Console Drive – Residing here are exhibits of the evolution of
TV game consoles into home computers. Early exhibits include Telstar (pong) and
the infamous Atari 2600, which later carried Atari into the computer age with the
Atari 400 and 800 platforms. Also included are Coleco's very robust, but less than
successful ADAM, and some toymakers attempts at computing in the form of Intellivision
and Aquarius. There's also some neat computer watches exhibited here.

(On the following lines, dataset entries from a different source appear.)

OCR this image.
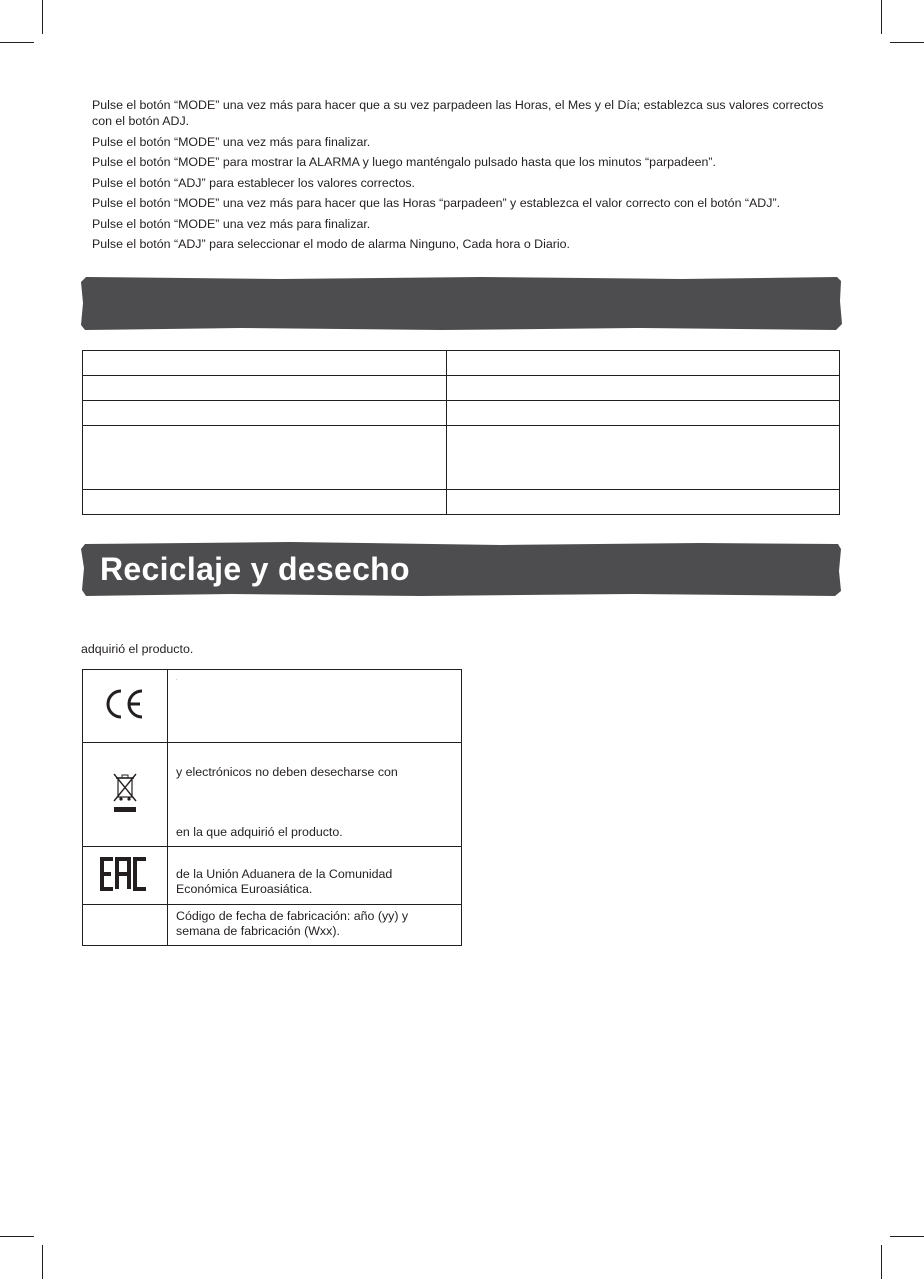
Pulse el botón “MODE” una vez más para hacer que a su vez parpadeen las Horas, el Mes y el Día; establezca sus valores correctos con el botón ADJ.

Pulse el botón “MODE” una vez más para finalizar.

Pulse el botón “MODE” para mostrar la ALARMA y luego manténgalo pulsado hasta que los minutos “parpadeen”.

Pulse el botón “ADJ” para establecer los valores correctos.

Pulse el botón “MODE” una vez más para hacer que las Horas “parpadeen” y establezca el valor correcto con el botón “ADJ”.

Pulse el botón “MODE” una vez más para finalizar.

Pulse el botón “ADJ” para seleccionar el modo de alarma Ninguno, Cada hora o Diario.

Reciclaje y desecho
adquirió el producto.

.

y electrónicos no deben desecharse con
en la que adquirió el producto.

de la Unión Aduanera de la Comunidad
Económica Euroasiática.

	Código de fecha de fabricación: año (yy) y
semana de fabricación (Wxx).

Tandy Road – Tandy's computing history also starts early in the
neighborhood with the
TRS-80 Model I, and continues through the business-machine
Model II, and
Model I evolutions, the
Model III, IV, and IV portable. Tandy is one
of the few companies to successfully make the switch from marketing proprietary
system to PC clones in the early to mid 80's, although no examples of those are included here. Tandy also
made a wide variety of portable and pocket computers, the
PC-1,
PC-3, and
Model 100
being among the models exhibited here.
Apple Lane – Showcases Apple Computers beginning with the prototype
of the original
Apple-1, through the
][,
][+, and
///, and continues all the way
through Lisa and early Macintosh. Apple
is the only company of all the early players that remains today with a non-Wintel
architecture and software base, and due to my extensive exposure to Macintosh over
the years Apple Lane continues into Apple Lane Extension past 86th Street, simply
because I have Macintosh PC's that I have personally owned from the late 80's and
90's (my first was an original 128, acquired in March 1984) and so I choose to make a special
place for those systems in this collection, even though I do not generally collect anything
newer than 1986*.
*There were originally also plans for a
PC Circle, to show the
evolution of Windows and the PC, but because so
many of my memories of working on Wintel systems over the years have been bad ones,
associated with turmoil and crashes, I have decided, at least for the moment, that
this collection will not contain any Wintel hardware, and beyond the IBM PC XT and
AT, which deserve honorable mention, Wintel PC's will generally be excluded.
(This is, after all, my
personal collection.
:-)
Leading up the neighborhood is the
Alley of Antiquities, which
is a stroll up from the pre-history of digital computing to the beginning of the microcomputer
age in the early 70's. Included are photographs of the original Eniac, some IBM mainframe tubes and original Univac Core Memory, a 14 inch disk platter, and even a punch card reader and punched cards, as well
as some pre-digital examples like the Digi-Comp mechanical computer and the Calculo
analog computer,
and Logix-600 learning computer. (And of course, a Teletype Model
ASR-33.)
(MAP UNDER CONSTRUCTION)
While the map (and the neighborhood) construction continues, in celebration of the
30th anniversary of Apple in April 2006 the northernmost end of Apple Lane has been opened
to allow access to the first two exhibits:
Apple-I Prototype
Apple-I
You may feel free to access those exhibits by clicking the above links. (Sorry
for any inconvenience, the map is
coming soon...)
Curator's Footnote: One final avenue I would very much like to construct,
for purely personal reasons, but unfortunately lack any building materials whatsoever,
is
Cado Avenue. I have a very long career working on Cadosystems
hardware, beginning with the original late 70's "40 Systems" with Pertec and Winchester
drives and Teletype Model 40 terminals and printers, continuing through the 20's,
CAT
I/II/III and Tiger 64/32/16/8, Cados, and finally all the way through to the demise of AUOS in
Y2K. The only functioning remnant I have is a Versyss labeled RS/6000 from the early 90's (that
still runs VAE to this day) and I still have my hardware technician certifications
for the CAT and Tiger 64. I would very much like to have some hardware examples
around which I can expound my memories of 8 bit IL interpreters, 256 byte programs,
and the general innovation that George Ryan and Cadosystems provided to create a 4 user
disk enabled business ready multitasking operating system on an 8080 with 16K of RAM, at a time when many other 8080 based
systems were just one step past switches and lights.